Still, the Lib Dems I’ve spoken to so far seem genuinely pleased with the outcome. They wryly point out that Clegg hasn’t polled 36% in anything recently, so he goes home a winner in that respect. It is worth noting that in his closing statement, the Lib Dem leader quite explicitly asked pro-Europeans to lend him their votes in May’s European parliamentary election. This, ultimately, is the point of the exercise. His message: you may not like me or the Lib Dems but in this particular race we are the only way to express support for Britain’s EU membership. (I looked into Lib Dem thinking on this point in more detail here.)

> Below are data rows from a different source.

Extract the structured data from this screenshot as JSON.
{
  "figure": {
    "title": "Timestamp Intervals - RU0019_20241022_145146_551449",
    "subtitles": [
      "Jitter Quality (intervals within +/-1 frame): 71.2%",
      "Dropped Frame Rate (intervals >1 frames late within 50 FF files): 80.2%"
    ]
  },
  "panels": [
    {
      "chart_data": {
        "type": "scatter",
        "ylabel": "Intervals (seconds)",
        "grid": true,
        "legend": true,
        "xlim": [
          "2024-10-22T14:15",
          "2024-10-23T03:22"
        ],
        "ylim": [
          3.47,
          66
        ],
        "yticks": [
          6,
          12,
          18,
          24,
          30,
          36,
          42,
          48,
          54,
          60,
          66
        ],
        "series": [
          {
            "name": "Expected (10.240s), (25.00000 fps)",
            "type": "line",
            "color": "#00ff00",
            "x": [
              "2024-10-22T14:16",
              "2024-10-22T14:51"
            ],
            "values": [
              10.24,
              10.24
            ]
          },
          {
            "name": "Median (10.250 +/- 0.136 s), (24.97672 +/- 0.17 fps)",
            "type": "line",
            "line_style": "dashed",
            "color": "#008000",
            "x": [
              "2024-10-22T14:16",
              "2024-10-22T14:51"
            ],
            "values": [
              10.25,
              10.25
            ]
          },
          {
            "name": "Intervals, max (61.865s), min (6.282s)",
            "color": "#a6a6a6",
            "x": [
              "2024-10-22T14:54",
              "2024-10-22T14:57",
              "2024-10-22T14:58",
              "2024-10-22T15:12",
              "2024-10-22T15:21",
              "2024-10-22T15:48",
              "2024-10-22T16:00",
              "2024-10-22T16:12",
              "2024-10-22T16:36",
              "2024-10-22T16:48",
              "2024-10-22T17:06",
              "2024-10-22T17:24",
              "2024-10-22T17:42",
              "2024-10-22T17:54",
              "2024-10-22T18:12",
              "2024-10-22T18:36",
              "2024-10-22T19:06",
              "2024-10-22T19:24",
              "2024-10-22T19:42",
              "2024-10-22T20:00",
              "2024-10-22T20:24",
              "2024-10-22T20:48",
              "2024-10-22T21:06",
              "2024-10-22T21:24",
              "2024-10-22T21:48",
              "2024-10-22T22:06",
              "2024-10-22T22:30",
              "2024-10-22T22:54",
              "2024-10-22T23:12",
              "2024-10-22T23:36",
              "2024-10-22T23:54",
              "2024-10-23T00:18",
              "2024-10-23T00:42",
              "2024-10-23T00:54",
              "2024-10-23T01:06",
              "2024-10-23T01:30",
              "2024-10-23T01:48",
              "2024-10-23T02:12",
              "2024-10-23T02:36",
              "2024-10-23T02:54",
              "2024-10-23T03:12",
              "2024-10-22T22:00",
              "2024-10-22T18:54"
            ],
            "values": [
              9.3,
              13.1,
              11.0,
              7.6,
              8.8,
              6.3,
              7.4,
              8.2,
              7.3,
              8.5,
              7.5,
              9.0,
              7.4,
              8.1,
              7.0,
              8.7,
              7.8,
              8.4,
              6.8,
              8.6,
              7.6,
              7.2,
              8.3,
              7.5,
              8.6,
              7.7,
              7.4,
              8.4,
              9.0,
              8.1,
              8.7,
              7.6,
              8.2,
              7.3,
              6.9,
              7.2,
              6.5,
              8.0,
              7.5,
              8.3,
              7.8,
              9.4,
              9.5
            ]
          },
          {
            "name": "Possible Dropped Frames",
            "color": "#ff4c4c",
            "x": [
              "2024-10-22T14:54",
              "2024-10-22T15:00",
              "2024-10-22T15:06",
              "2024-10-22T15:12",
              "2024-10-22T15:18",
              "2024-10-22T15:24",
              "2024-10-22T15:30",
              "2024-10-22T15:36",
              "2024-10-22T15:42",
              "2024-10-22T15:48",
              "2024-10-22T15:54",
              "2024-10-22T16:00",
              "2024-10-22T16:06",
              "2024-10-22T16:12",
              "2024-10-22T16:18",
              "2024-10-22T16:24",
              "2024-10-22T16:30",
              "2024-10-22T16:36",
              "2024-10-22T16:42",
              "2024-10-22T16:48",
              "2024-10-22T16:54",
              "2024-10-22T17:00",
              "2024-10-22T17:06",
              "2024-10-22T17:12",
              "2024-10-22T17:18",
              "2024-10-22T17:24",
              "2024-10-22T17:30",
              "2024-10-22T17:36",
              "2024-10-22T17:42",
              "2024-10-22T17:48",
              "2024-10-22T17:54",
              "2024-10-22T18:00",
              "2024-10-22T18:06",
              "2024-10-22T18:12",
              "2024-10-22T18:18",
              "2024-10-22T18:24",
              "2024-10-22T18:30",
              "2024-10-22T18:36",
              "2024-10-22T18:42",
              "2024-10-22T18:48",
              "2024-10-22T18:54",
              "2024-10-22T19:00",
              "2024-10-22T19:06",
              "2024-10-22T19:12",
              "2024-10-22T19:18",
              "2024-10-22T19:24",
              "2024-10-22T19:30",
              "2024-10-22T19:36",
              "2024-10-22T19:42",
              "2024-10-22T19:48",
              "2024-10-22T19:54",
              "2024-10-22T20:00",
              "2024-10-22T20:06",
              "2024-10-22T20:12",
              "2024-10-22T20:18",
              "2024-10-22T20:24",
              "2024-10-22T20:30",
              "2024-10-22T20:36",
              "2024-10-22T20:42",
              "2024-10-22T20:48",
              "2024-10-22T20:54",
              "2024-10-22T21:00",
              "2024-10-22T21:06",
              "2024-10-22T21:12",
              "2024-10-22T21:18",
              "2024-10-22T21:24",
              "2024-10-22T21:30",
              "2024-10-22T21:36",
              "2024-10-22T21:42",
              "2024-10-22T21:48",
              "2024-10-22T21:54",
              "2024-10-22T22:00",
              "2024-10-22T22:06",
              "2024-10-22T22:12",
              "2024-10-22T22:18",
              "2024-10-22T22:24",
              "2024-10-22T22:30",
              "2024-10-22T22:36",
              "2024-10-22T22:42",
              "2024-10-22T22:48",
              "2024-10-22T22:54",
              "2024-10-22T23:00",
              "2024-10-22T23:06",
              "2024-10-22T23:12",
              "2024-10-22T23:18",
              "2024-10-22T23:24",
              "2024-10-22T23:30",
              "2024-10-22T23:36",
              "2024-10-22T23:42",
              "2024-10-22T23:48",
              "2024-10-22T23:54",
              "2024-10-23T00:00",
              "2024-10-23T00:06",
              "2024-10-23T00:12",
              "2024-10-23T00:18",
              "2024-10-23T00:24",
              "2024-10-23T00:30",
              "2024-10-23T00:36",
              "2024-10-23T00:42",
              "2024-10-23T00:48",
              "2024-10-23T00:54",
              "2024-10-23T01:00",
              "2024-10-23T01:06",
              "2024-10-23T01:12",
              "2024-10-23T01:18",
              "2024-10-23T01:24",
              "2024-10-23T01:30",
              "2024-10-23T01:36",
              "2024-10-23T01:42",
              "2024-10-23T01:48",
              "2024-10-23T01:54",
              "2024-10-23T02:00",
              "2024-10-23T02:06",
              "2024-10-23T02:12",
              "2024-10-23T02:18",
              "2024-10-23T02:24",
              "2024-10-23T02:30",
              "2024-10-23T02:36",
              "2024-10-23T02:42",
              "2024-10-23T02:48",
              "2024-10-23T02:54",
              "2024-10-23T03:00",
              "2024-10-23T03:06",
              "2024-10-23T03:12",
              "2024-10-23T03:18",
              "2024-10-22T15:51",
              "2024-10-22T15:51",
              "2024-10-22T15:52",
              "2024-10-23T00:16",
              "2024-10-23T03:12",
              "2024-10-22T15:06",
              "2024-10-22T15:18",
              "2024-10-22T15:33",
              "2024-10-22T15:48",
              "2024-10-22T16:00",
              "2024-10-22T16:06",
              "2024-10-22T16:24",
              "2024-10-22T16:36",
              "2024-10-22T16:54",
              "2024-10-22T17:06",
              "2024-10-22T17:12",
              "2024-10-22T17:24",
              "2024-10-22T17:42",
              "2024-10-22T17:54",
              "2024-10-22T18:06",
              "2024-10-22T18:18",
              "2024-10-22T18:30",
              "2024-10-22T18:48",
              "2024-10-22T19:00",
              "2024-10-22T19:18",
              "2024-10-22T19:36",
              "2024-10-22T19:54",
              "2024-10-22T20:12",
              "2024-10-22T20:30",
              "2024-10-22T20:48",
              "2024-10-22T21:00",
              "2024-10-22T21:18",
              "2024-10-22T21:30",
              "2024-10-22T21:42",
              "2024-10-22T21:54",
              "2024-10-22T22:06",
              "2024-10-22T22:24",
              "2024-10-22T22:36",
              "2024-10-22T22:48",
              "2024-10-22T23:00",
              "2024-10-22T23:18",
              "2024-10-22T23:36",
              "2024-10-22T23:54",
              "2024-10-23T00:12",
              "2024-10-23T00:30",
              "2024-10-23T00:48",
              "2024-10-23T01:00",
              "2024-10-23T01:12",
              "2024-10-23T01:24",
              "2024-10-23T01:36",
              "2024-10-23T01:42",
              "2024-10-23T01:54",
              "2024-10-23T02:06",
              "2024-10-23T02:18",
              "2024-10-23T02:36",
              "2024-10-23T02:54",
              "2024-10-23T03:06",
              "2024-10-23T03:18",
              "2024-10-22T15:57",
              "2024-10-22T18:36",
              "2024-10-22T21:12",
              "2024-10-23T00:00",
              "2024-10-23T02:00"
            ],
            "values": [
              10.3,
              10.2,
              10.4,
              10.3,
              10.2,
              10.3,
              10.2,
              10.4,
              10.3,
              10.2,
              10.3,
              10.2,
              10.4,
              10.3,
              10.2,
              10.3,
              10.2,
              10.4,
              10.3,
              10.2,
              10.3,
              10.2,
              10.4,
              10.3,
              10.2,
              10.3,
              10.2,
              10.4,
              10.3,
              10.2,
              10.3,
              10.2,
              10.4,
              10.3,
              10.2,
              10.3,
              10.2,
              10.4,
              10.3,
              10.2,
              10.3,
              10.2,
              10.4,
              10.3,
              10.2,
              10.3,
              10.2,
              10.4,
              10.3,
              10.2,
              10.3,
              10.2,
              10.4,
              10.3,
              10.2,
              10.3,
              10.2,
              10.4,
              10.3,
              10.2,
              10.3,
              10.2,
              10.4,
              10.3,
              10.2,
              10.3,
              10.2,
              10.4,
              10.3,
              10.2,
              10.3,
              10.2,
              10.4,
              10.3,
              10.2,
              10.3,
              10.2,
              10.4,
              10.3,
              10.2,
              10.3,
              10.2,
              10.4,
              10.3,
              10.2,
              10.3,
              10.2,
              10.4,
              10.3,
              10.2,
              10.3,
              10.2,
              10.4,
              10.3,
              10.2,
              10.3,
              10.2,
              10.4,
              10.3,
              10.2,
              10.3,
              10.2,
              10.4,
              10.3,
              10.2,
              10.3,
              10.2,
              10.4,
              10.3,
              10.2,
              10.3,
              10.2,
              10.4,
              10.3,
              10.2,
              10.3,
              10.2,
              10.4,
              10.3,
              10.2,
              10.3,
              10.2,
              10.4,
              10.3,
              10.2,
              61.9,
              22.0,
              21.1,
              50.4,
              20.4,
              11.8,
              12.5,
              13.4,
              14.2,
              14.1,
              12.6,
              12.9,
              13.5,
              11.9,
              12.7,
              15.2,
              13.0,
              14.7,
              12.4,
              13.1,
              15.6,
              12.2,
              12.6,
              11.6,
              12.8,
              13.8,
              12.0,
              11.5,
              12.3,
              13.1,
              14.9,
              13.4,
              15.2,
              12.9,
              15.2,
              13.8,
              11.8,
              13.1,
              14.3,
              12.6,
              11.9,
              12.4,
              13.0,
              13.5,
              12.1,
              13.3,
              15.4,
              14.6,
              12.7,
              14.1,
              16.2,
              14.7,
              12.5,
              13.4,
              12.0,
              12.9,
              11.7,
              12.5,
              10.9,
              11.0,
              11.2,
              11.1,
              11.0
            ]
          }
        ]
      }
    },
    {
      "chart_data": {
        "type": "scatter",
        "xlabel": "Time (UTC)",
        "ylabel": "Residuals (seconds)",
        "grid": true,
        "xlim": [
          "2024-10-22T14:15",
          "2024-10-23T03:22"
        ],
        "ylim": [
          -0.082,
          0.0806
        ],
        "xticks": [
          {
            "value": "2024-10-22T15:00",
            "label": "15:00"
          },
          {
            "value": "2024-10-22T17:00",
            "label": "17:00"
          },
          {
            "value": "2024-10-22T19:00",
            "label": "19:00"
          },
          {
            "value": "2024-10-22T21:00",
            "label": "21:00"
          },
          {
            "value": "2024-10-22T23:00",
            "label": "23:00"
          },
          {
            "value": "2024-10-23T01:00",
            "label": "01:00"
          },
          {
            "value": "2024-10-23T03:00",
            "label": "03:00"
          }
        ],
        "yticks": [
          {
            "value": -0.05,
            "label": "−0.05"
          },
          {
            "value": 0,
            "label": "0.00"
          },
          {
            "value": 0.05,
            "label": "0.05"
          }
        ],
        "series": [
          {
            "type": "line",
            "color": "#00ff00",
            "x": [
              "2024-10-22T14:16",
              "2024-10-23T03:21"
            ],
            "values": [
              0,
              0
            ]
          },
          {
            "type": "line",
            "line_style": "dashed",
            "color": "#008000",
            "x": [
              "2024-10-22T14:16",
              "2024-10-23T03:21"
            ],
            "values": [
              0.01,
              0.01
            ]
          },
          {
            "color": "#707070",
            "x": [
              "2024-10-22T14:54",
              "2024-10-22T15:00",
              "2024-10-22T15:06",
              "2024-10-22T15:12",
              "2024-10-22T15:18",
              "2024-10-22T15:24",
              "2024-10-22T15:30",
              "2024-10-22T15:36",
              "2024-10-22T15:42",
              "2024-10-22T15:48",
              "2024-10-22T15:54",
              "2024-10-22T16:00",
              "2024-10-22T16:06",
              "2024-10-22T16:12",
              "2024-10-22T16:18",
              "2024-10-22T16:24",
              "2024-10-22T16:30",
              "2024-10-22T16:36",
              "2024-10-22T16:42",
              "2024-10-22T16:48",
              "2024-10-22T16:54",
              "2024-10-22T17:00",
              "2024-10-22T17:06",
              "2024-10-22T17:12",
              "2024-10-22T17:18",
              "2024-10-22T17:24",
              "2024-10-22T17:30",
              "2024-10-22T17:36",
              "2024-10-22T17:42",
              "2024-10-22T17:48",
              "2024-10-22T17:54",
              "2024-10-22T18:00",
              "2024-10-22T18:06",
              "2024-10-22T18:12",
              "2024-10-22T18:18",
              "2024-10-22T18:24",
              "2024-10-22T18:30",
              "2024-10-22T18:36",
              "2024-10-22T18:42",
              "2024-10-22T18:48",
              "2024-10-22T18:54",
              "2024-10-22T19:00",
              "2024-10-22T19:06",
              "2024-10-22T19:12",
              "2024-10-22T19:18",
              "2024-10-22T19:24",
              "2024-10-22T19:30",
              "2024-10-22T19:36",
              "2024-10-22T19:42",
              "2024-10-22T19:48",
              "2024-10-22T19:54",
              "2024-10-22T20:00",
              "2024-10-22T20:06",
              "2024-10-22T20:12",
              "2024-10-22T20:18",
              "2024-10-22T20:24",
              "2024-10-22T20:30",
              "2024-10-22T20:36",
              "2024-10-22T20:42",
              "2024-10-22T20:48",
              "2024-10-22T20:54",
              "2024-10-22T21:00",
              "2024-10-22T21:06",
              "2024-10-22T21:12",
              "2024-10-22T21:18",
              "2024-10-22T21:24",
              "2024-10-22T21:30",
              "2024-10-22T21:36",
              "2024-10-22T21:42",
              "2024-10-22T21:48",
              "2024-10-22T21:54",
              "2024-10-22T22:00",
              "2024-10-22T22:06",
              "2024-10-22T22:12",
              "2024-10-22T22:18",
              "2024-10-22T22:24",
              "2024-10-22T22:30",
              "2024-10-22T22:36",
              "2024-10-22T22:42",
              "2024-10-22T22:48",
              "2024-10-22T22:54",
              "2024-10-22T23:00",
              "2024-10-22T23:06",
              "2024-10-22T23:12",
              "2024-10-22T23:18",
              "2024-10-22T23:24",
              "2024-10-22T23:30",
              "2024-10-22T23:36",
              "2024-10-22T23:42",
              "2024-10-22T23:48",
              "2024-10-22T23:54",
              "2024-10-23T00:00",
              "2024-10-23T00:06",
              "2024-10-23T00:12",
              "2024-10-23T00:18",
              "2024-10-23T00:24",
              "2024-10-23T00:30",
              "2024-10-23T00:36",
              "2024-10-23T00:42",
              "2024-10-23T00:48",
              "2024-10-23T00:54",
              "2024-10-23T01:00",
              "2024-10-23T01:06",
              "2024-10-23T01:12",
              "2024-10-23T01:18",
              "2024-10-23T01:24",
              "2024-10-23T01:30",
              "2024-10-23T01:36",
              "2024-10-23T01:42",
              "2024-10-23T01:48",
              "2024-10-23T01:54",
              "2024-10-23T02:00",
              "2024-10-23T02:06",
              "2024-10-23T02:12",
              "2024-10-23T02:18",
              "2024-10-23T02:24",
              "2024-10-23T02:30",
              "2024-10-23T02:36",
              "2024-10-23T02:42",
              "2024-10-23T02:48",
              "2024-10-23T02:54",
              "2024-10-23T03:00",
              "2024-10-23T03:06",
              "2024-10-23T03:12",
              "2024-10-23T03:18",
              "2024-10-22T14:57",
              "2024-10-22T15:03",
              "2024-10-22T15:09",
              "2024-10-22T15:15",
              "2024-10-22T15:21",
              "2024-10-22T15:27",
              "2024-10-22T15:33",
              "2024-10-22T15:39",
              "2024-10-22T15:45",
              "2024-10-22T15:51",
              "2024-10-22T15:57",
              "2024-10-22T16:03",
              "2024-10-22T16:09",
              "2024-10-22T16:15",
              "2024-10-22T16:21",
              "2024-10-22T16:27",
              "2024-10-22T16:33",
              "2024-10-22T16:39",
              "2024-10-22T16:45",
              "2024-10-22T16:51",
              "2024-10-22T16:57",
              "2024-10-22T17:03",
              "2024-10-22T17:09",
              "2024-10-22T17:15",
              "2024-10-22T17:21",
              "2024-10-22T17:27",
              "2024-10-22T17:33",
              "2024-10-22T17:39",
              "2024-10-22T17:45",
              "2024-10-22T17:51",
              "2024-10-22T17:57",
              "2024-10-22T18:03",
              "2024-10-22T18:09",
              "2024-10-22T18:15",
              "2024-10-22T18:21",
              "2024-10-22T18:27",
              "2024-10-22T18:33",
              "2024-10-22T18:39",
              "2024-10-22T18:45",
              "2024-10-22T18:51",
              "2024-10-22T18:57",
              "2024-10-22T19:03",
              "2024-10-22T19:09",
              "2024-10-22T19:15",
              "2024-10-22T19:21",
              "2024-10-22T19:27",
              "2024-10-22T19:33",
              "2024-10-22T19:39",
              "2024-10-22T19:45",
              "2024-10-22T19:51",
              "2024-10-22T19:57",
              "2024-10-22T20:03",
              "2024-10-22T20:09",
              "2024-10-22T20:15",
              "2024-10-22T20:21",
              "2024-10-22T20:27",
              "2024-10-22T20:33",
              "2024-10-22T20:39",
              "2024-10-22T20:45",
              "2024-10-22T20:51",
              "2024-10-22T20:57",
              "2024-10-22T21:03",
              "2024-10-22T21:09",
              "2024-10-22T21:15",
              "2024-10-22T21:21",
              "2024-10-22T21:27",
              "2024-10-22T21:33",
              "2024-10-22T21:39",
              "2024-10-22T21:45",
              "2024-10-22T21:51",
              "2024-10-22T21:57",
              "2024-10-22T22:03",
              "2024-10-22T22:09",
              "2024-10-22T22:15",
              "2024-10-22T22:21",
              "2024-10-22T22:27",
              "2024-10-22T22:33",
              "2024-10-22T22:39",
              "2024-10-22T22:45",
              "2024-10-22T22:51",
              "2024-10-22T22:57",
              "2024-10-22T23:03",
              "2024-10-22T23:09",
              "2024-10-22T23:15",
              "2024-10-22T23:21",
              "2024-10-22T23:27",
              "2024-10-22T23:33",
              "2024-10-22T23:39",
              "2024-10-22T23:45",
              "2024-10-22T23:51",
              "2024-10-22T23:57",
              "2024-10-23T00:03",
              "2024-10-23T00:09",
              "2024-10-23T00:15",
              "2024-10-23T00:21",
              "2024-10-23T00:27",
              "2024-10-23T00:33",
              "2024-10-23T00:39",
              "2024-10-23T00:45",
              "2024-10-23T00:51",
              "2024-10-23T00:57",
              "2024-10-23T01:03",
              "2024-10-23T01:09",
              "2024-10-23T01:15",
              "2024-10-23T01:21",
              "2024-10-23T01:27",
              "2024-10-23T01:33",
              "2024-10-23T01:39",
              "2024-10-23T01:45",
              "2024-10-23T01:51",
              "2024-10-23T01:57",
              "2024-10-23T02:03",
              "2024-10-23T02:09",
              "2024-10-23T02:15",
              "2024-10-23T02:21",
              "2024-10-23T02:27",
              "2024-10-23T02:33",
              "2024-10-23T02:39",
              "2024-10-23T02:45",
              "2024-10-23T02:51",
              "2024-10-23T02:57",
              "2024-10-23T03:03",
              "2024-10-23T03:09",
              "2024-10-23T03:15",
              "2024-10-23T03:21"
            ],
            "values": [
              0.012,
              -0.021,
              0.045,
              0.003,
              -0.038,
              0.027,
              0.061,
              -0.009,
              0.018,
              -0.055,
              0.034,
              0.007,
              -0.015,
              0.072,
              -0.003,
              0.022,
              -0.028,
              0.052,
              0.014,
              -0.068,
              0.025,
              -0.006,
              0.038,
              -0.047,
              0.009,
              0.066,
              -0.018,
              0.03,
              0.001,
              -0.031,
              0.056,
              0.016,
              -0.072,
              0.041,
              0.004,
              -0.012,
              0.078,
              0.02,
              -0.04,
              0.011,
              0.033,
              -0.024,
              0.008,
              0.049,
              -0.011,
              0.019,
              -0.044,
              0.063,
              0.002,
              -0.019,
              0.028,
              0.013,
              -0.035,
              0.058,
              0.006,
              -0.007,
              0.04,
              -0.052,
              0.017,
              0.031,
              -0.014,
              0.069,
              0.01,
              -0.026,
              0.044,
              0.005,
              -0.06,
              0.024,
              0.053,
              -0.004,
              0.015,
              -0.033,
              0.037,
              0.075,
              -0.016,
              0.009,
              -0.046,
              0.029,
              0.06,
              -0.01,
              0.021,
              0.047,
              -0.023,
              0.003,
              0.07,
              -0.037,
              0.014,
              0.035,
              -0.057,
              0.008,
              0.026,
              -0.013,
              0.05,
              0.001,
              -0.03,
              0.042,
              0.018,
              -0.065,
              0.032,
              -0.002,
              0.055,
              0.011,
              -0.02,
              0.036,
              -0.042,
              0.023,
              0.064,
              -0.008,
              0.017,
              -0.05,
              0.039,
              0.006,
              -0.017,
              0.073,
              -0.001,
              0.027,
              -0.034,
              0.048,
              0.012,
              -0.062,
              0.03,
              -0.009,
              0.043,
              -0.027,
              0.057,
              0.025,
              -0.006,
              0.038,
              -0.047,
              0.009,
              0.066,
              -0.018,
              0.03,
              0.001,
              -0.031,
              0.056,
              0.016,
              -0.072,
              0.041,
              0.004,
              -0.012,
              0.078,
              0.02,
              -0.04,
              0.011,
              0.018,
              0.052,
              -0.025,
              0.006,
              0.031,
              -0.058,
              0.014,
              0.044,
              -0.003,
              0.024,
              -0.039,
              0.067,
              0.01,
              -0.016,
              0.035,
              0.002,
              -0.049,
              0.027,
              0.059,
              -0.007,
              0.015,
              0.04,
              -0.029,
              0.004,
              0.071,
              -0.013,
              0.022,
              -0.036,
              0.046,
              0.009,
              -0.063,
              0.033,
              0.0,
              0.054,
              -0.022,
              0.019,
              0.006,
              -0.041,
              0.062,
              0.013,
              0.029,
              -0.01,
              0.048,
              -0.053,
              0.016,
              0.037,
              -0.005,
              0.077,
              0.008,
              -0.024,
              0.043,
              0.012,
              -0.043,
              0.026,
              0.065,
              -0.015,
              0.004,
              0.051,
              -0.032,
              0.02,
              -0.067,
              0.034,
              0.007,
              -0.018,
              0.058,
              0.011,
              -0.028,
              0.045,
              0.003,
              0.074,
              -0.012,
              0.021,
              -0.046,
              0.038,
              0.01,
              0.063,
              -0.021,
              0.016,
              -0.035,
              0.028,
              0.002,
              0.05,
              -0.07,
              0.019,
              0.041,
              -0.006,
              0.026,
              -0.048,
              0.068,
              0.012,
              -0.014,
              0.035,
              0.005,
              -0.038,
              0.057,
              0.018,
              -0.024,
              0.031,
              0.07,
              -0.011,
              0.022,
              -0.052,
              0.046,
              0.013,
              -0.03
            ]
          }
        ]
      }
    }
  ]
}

For Farage, the purpose of the exercise was to establish Ukip as a significant player in national politics whose leader debates on equal terms with top government ministers. He needed to retain some of the irreverence and forthright language that makes voters think of him as an outsider, while also presenting sufficient substance when standing next to the Deputy Prime Minister. By and large, he pulled that off. There will have been a few Tory MPs watching and listening tonight, asking themselves why David Cameron can’t bring himself to say some of the things the Ukip leader was saying. The main message that Farage’s team wants to project is that their man put himself “at the head of the Eurosceptic movement” in Britain. And he probably did; just as Clegg effectively projected himself as head of the pro-EU side of the debate. That’s what they each wanted. In all likelihood, very few minds were changed yet both sides go home satisfied.